Autor do livro “O Brasil é um País Sério?” sobre a imagem internacional do país, lançado neste segundo semestre pela Editora Pioneira, Daniel Buarque reconhece, em conversa com a coluna, que os problemas domésticos em discussão, sobretudo durante a formação da equipe de transição, podem ofuscar a pauta ambiental – mas no Brasil.

“No exterior, o foco de especialistas e formadores de opinião estará na Amazônia por meses e talvez anos. E a participação de Lula na COP 27 e no Fórum de Davos é uma oportunidade para trazer o Brasil ao ‘normal’, uma vez que Bolsonaro deu um passo atrás na relação do Brasil com o resto do mundo”, afirma.

O pesquisador do King’s College pondera que Lula de volta à Presidência e participando de fóruns globais já é um claro sinal de interesse em restabelecer relações.
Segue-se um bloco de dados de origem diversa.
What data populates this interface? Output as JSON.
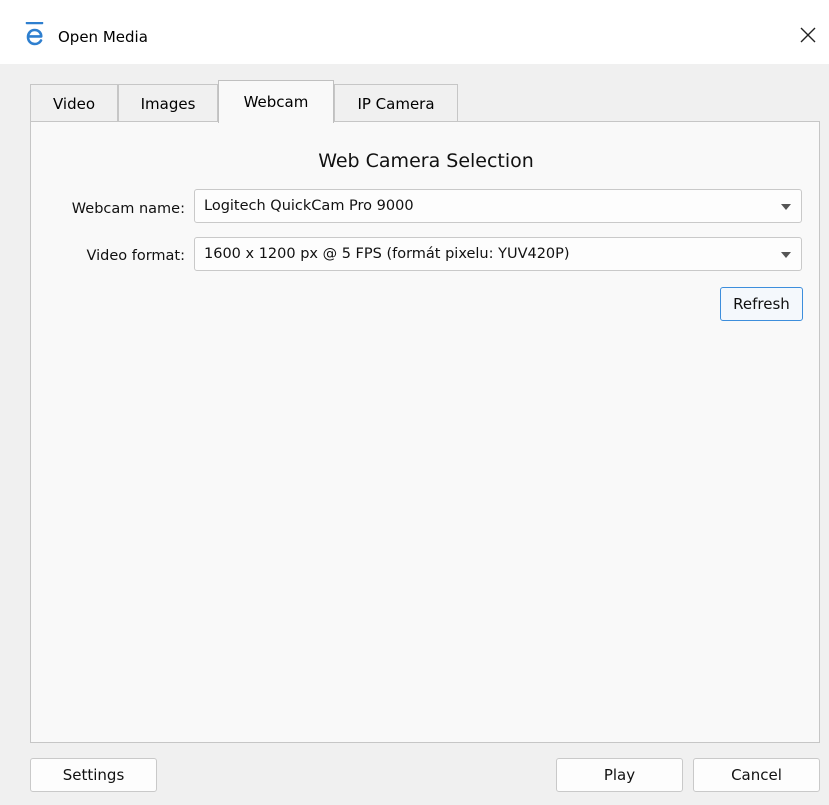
{
  "window": {
    "title": "Open Media"
  },
  "tabs": [
    {
      "label": "Video",
      "active": false
    },
    {
      "label": "Images",
      "active": false
    },
    {
      "label": "Webcam",
      "active": true
    },
    {
      "label": "IP Camera",
      "active": false
    }
  ],
  "webcam": {
    "section_title": "Web Camera Selection",
    "name_label": "Webcam name:",
    "name_value": "Logitech QuickCam Pro 9000",
    "format_label": "Video format:",
    "format_value": "1600 x 1200 px @ 5 FPS (formát pixelu: YUV420P)",
    "refresh_label": "Refresh"
  },
  "footer": {
    "settings_label": "Settings",
    "play_label": "Play",
    "cancel_label": "Cancel"
  },
  "colors": {
    "app_icon": "#2e7fcf",
    "focus_border": "#3d8edc"
  },
  "icons": {
    "app": "e-logo-icon",
    "close": "close-icon",
    "dropdown": "chevron-down-icon"
  }
}
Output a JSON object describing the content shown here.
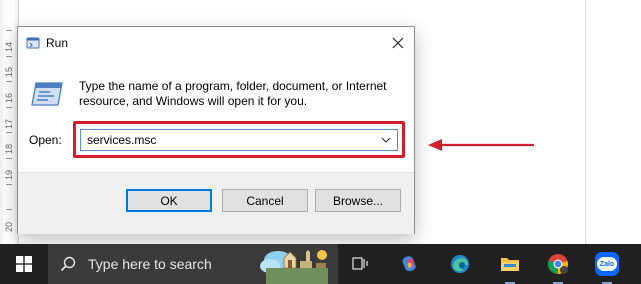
{
  "ruler": {
    "numbers": [
      "14",
      "15",
      "16",
      "17",
      "18",
      "19",
      "20"
    ]
  },
  "dialog": {
    "title": "Run",
    "close_icon": "close-icon",
    "description": "Type the name of a program, folder, document, or Internet resource, and Windows will open it for you.",
    "open_label": "Open:",
    "open_value": "services.msc",
    "buttons": {
      "ok": "OK",
      "cancel": "Cancel",
      "browse": "Browse..."
    }
  },
  "annotation": {
    "highlight_color": "#d1202b",
    "arrow_color": "#d1202b"
  },
  "taskbar": {
    "search_placeholder": "Type here to search",
    "apps": [
      "windows-start-icon",
      "search-icon",
      "news-weather-widget",
      "task-view-icon",
      "copilot-icon",
      "edge-icon",
      "file-explorer-icon",
      "chrome-icon",
      "zalo-icon"
    ],
    "zalo_label": "Zalo"
  }
}
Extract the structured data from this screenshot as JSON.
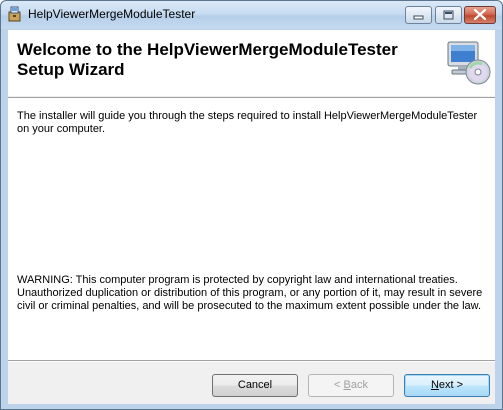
{
  "window": {
    "title": "HelpViewerMergeModuleTester",
    "icon": "installer-icon",
    "controls": [
      "minimize-icon",
      "maximize-icon",
      "close-icon"
    ]
  },
  "banner": {
    "title": "Welcome to the HelpViewerMergeModuleTester Setup Wizard",
    "icon": "computer-disc-icon"
  },
  "content": {
    "intro": "The installer will guide you through the steps required to install HelpViewerMergeModuleTester on your computer.",
    "warning": "WARNING: This computer program is protected by copyright law and international treaties. Unauthorized duplication or distribution of this program, or any portion of it, may result in severe civil or criminal penalties, and will be prosecuted to the maximum extent possible under the law."
  },
  "buttons": {
    "cancel": "Cancel",
    "back_mnemonic": "B",
    "back_rest": "ack",
    "back_prefix": "< ",
    "next_mnemonic": "N",
    "next_rest": "ext >"
  }
}
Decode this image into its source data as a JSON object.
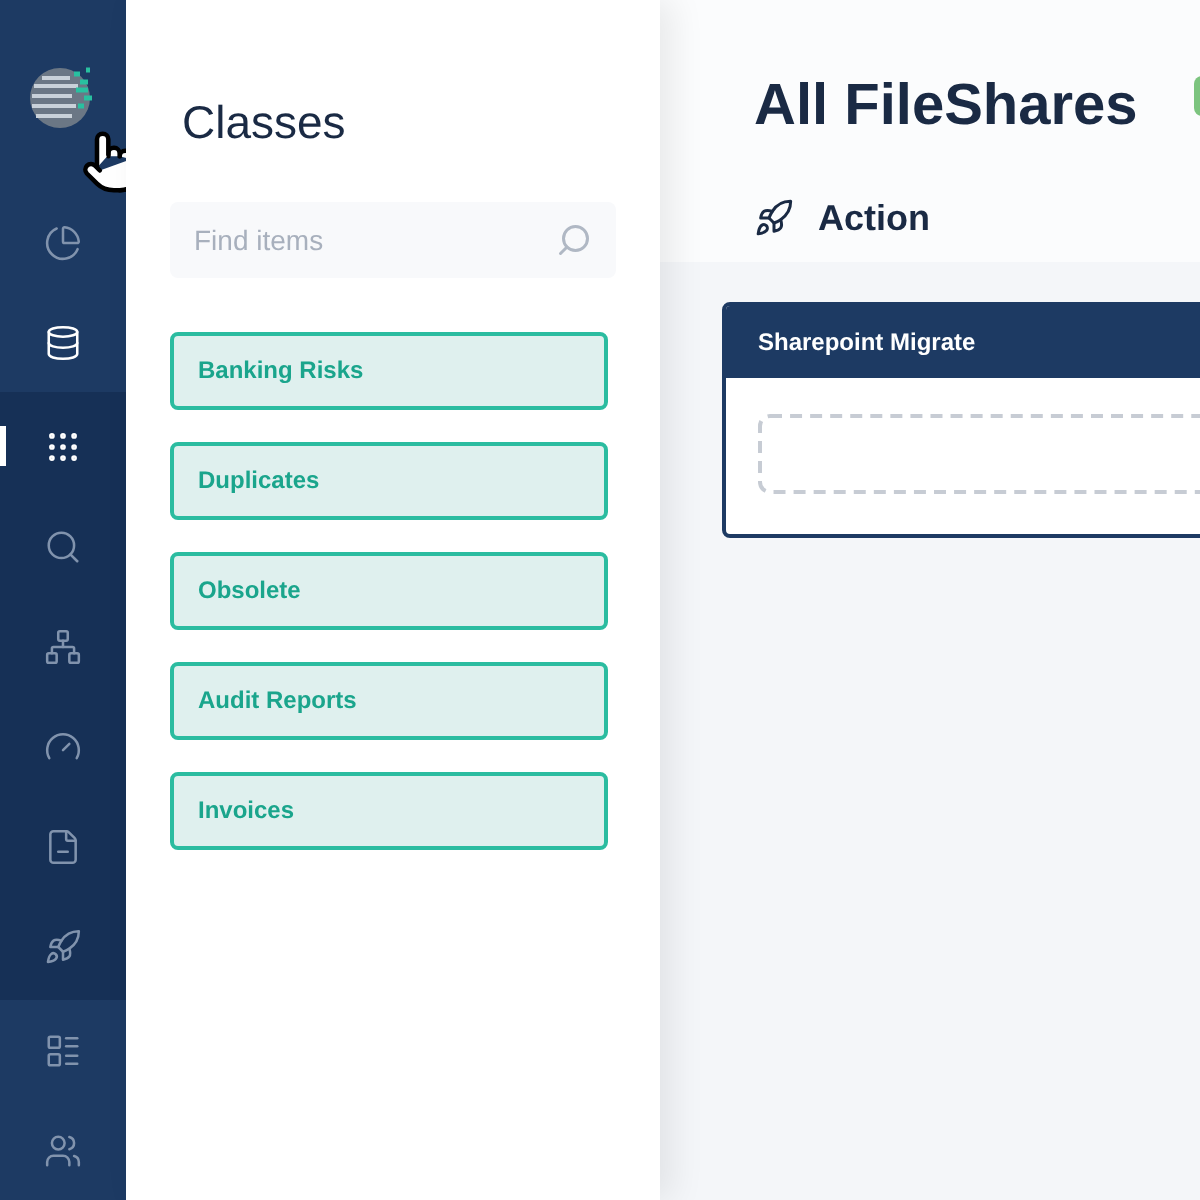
{
  "sidebar": {
    "top_items": [
      {
        "kind": "chart",
        "selected": false
      },
      {
        "kind": "database",
        "selected": true
      }
    ],
    "group_items": [
      {
        "kind": "grid",
        "selected": true
      },
      {
        "kind": "search",
        "selected": false
      },
      {
        "kind": "hierarchy",
        "selected": false
      },
      {
        "kind": "gauge",
        "selected": false
      },
      {
        "kind": "document",
        "selected": false
      },
      {
        "kind": "rocket",
        "selected": false
      }
    ],
    "bottom_items": [
      {
        "kind": "list",
        "selected": false
      },
      {
        "kind": "users",
        "selected": false
      }
    ]
  },
  "classes_panel": {
    "title": "Classes",
    "search": {
      "placeholder": "Find items"
    },
    "items": [
      "Banking Risks",
      "Duplicates",
      "Obsolete",
      "Audit Reports",
      "Invoices"
    ]
  },
  "main": {
    "title": "All FileShares",
    "section": "Action",
    "card": {
      "title": "Sharepoint Migrate"
    }
  }
}
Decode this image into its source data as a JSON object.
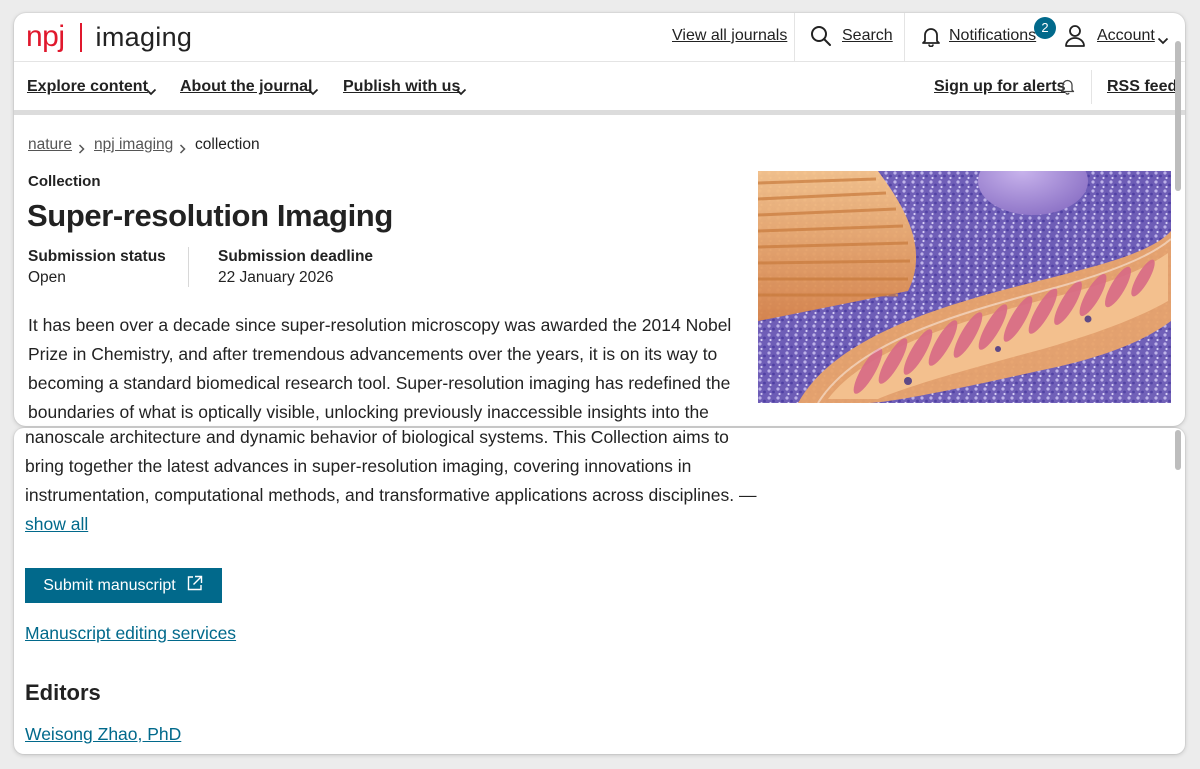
{
  "header": {
    "logo_brand": "npj",
    "logo_journal": "imaging",
    "view_all_journals": "View all journals",
    "search_label": "Search",
    "notifications_label": "Notifications",
    "notifications_count": "2",
    "account_label": "Account"
  },
  "nav": {
    "explore": "Explore content",
    "about": "About the journal",
    "publish": "Publish with us",
    "alerts": "Sign up for alerts",
    "rss": "RSS feed"
  },
  "breadcrumb": [
    "nature",
    "npj imaging",
    "collection"
  ],
  "collection": {
    "kicker": "Collection",
    "title": "Super-resolution Imaging",
    "status_label": "Submission status",
    "status_value": "Open",
    "deadline_label": "Submission deadline",
    "deadline_value": "22 January 2026",
    "description_lines_top": [
      "It has been over a decade since super-resolution microscopy was awarded the 2014 Nobel",
      "Prize in Chemistry, and after tremendous advancements over the years, it is on its way to",
      "becoming a standard biomedical research tool. Super-resolution imaging has redefined the",
      "boundaries of what is optically visible, unlocking previously inaccessible insights into the"
    ],
    "description_lines_bottom": [
      "nanoscale architecture and dynamic behavior of biological systems. This Collection aims to",
      "bring together the latest advances in super-resolution imaging, covering innovations in",
      "instrumentation, computational methods, and transformative applications across disciplines. —"
    ],
    "show_all": "show all",
    "submit_label": "Submit manuscript",
    "editing_services": "Manuscript editing services",
    "editors_heading": "Editors",
    "editors": [
      "Weisong Zhao, PhD"
    ]
  },
  "colors": {
    "brand_red": "#e0182d",
    "link_blue": "#01698b",
    "text": "#222222"
  },
  "icons": [
    "search-icon",
    "bell-icon",
    "user-icon",
    "chevron-down-icon",
    "chevron-right-icon",
    "external-link-icon"
  ]
}
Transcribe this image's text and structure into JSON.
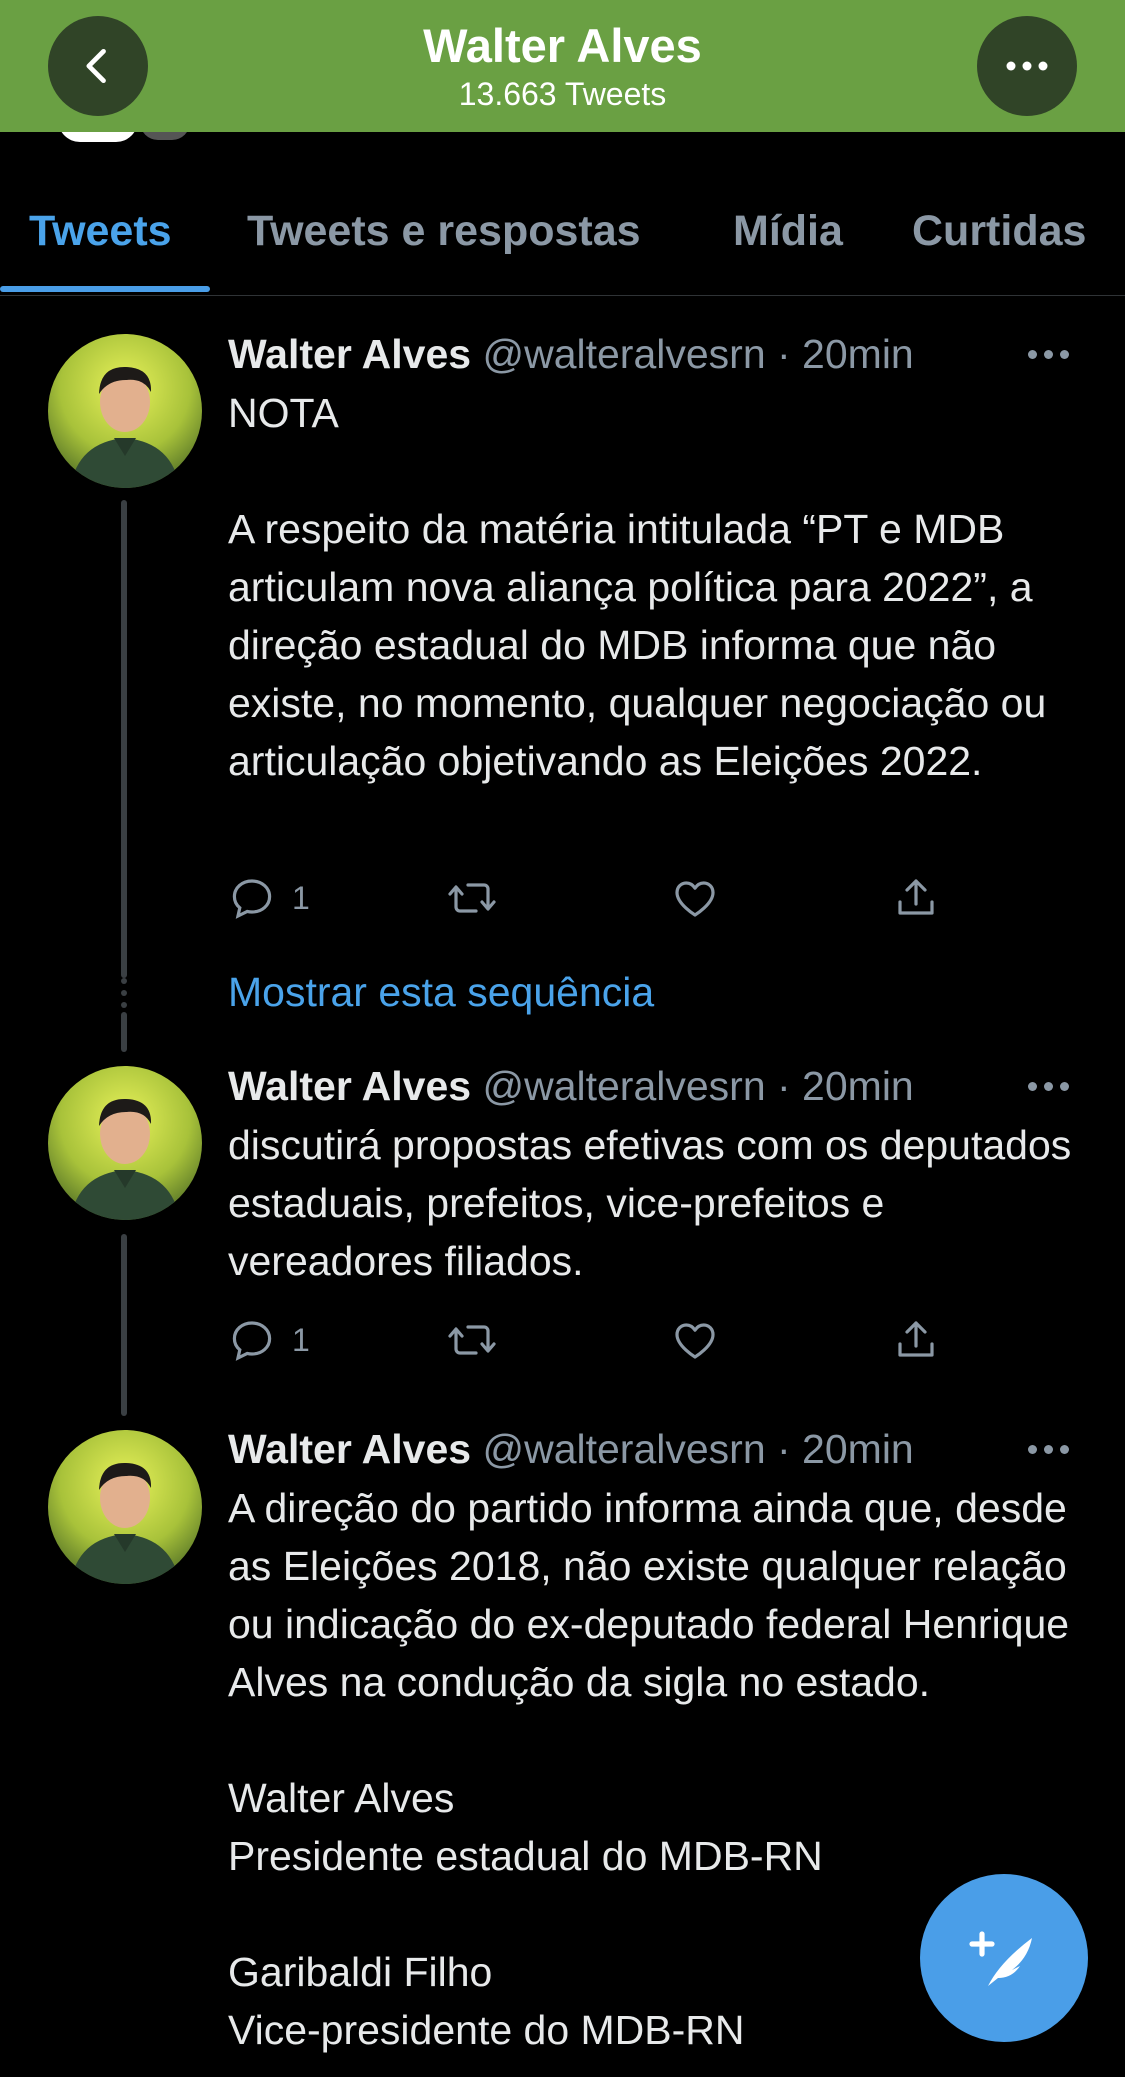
{
  "header": {
    "title": "Walter Alves",
    "subtitle": "13.663 Tweets"
  },
  "tabs": [
    {
      "label": "Tweets",
      "active": true
    },
    {
      "label": "Tweets e respostas",
      "active": false
    },
    {
      "label": "Mídia",
      "active": false
    },
    {
      "label": "Curtidas",
      "active": false
    }
  ],
  "tweets": [
    {
      "name": "Walter Alves",
      "meta": "@walteralvesrn · 20min",
      "text": "NOTA\n\nA respeito da matéria intitulada “PT e MDB articulam nova aliança política para 2022”, a direção estadual do MDB informa que não existe, no momento, qualquer negociação ou articulação objetivando as Eleições 2022.",
      "reply_count": "1",
      "show_thread": "Mostrar esta sequência"
    },
    {
      "name": "Walter Alves",
      "meta": "@walteralvesrn · 20min",
      "text": "discutirá propostas efetivas com os deputados estaduais, prefeitos, vice-prefeitos e vereadores filiados.",
      "reply_count": "1"
    },
    {
      "name": "Walter Alves",
      "meta": "@walteralvesrn · 20min",
      "text": "A direção do partido informa ainda que, desde as Eleições 2018, não existe qualquer relação ou indicação do ex-deputado federal Henrique Alves na condução da sigla no estado.\n\nWalter Alves\nPresidente estadual do MDB-RN\n\nGaribaldi Filho\nVice-presidente do MDB-RN"
    }
  ],
  "colors": {
    "header_bg": "#6aa043",
    "accent": "#4a9ee8",
    "background": "#000000",
    "muted": "#8b98a5"
  },
  "icons": [
    "back-icon",
    "more-icon",
    "reply-icon",
    "retweet-icon",
    "like-icon",
    "share-icon",
    "compose-icon"
  ]
}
“Os governos de Lula (2003-2010) são associados ao boom da imagem brasileira no mundo. Nesse período, o Itamaraty teve participação muito ativa na promoção da imagem do país e que foi seguida de uma retração iniciada no governo Dilma, agravada no governo Temer, muito envolvido em questões internas, e retraída de vez por Bolsonaro”, comenta Buarque.

Entretanto, avalia, o reconhecimento do Brasil como liderança ambiental deve e pode ser restaurado porque o país exibe um histórico de décadas de protagonismo que foi enterrado durante a gestão Bolsonaro.

Buarque lembra que o Brasil sediou, em 1992, a Cúpula da Terra (ECO 92). Vinte anos depois, em 2012, também sediou a Rio+20, que ele classifica como “pontapé inicial” para a discussão global sobre a mudança climática.

“No cenário em que prevalecem uma crise econômica generalizada, um confronto diplomático e econômico entre EUA e China e uma guerra na Europa, Lula pode promover o Brasil, uma potência média, como protagonista global pelo meio ambiente”, afirma.

Buarque reconhece que não será uma missão fácil e que Lula será cobrado sobre a política que o seu governo pretende adotar para o meio ambiente, sobretudo para a Amazônia, e quais serão as metas perseguidas.

Lula será cobrado sobre a política que o seu governo pretende adotar para o meio ambiente, sobretudo para a Amazônia

“Neste sentido, será frustrante para uma audiência global, se Lula for ovacionado e não oferecer nada. Lula deverá oferecer compromissos. Dado o desmonte que ocorreu na área ambiental, especialmente nos órgãos de fiscalização, talvez haja maior tolerância da comunidade internacional a descumprimentos de metas num primeiro ano de governo. Mas a cobrança virá”, afirma Buarque.

É inegável que o Brasil, na COP 27, correrá riscos porque Lula sequer terá tomado posse no seu 3º mandato presidencial, lembra o pesquisador. Mas a cúpula do clima também oferece oportunidades. E a expectativa de observadores é de que o presidente eleito sustente um discurso de abertura para cooperação.

“É fundamental que Lula consiga apoio de governos estrangeiros para proteção dos biomas brasileiros. Temos Alemanha e Noruega retomando a liberação de recursos. Iniciativa importante. Mas precisa ficar claro que o Brasil não tem dinheiro para defender seus biomas”, pondera Buarque.

E a ajuda externa, observa, é possível não só diretamente, via financiamentos, mas também com o estabelecimento de acordos comerciais que ajudarão a economia brasileira em outras frentes.